Deborah Allan

Personal information
- Nationality: British
- Born: 21 July 1975 (age 51)
- Occupation: Judoka

Sport
- Sport: Judo
- Weight class: –52 kg
- Club: Camberley Judo Club

Medal record
Representing Great Britain
European Judo Championships
| Bronze medal – third place | 1994 Gdańsk | -52 kg |
| Silver medal – second place | 1998 Oviedo | -57 kg |
| Gold medal – first place | 1999 Bratislava | -52 kg |

Profile at external databases
- JudoInside.com: 298

= Deborah Allan =

British judoka (born 1975)

Deborah "Debbie" Allan (born 21 July 1975) is a former British judoka. She won three European Championship medals, including a gold at the 1999 European Judo Championships. Allan was scheduled to compete at the 2000 Summer Olympics, but was disqualified at the weigh-in for being over the weight limit.

==Career==
Allan is from Camberley, Surrey, England, and trained at the Camberley Judo Club. In 1993, she became champion of Great Britain, winning the featherweight division at the British Judo Championships. The following year in 1994, she won a bronze medal at the 1994 European Judo Championships and retained her British title. Also in 1994, she was involved in a row with coach Mark Earle, which led to him being temporarily suspended by British Judo.

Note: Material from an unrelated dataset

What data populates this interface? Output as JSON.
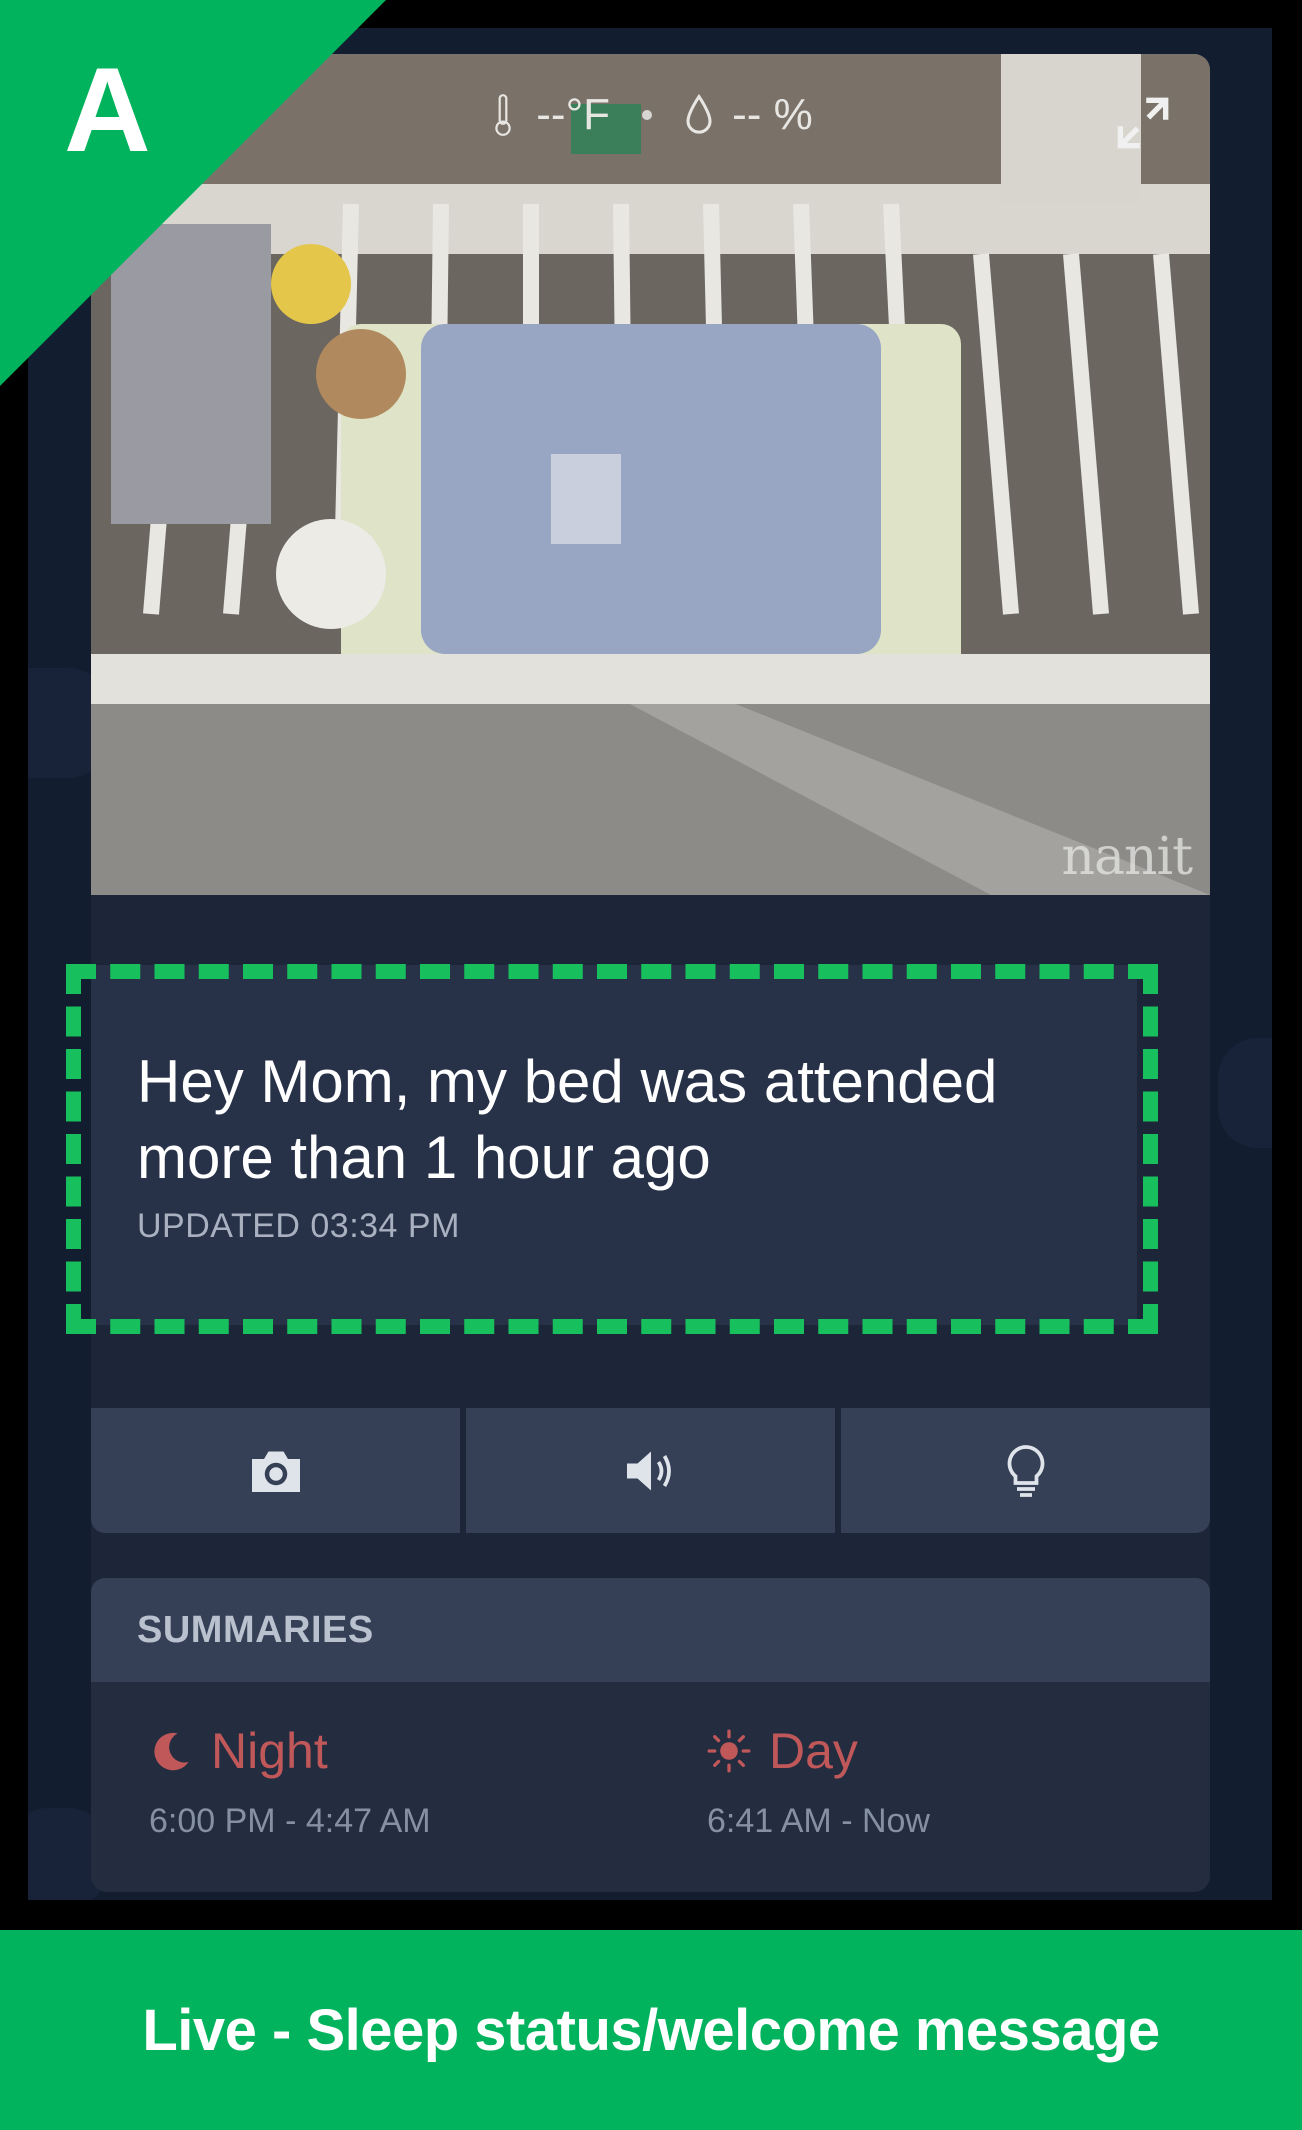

In 1995, she won her third consecutive British featherweight title. Her next major success came when she won a silver medal at the 1998 European Judo Championships before winning the gold medal at the 1999 European Judo Championships, defeating Paula Saldanha in the gold medal match.

Allan qualified for the under 52 kg event at the 2000 Summer Olympics, but was 400 g over the weight limit at the weigh-in. Her coach Diane Bell cut Allan's hair and made her stand naked on the weighing scales. Allan was still 100 g above the weight limit, and so was disqualified from the event. She was banned by the British Judo selection panel for six months, although she was back in the British team after the ban was later overturned on appeal.